1.3.2 Application en contrôle de santé intégré

L’utilisation des méthodes de corrélation de bruits ambiants dans le domaine du contrôle santé intégré répond aux problématiques rencontrées dans les techniques traditionnelles (pulse-echo, pitch-catch), notamment pour limiter les besoins en énergie. En termes d’ap- ports, l’imagerie passive ne nécessite pas un ajout d’énergie supplémentaire à celle présente dans le milieu (bruit ambiant).
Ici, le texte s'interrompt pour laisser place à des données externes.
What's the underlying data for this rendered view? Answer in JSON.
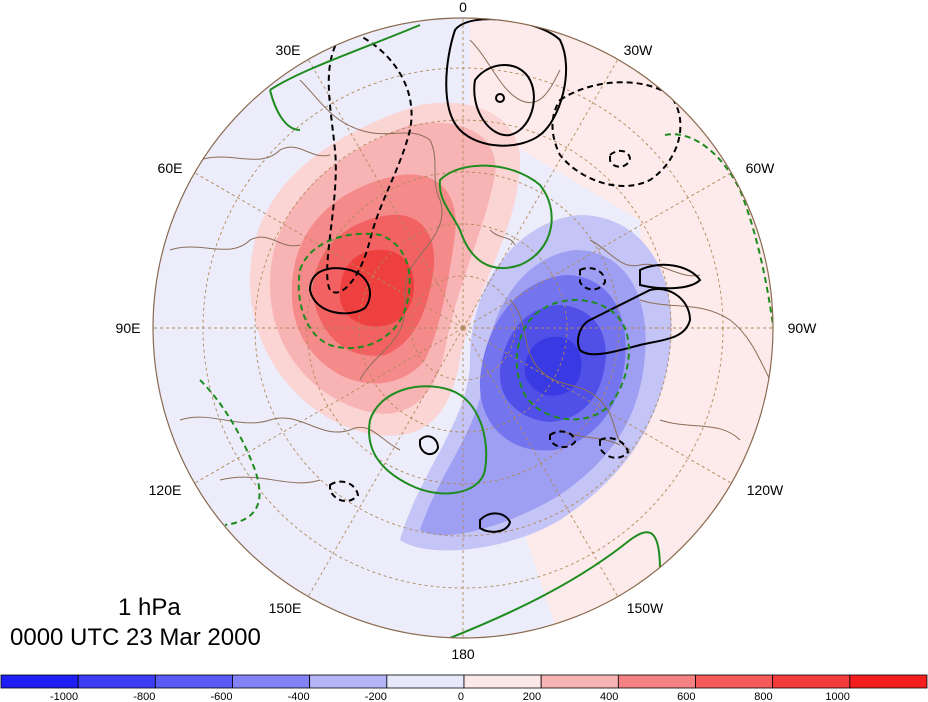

Les avantages sont alors conséquents, notamment pour des applications aéronautiques, où les systèmes embarqués doivent être les plus basse consom- mation et légers possibles. De plus, le contrôle se fait d’une manière non invasive sans endommager le milieu. Ce dernier point est très important dans le domaine du contrôle santé intégré, où l’inspection classique (en actif) de défauts impose à l’expérimentateur la mise hors service de la structure. Par ailleurs, lorsque le contrôle se fait par les sources ambiantes, la structure peut rester dans un mode fonctionnel et la surveillance peut se faire en continu en adaptant une instrumentation en surface ou en volume (réseau de quelques capteurs intégrés à la structure, en écoute passive), c’est le principe du CSI passif.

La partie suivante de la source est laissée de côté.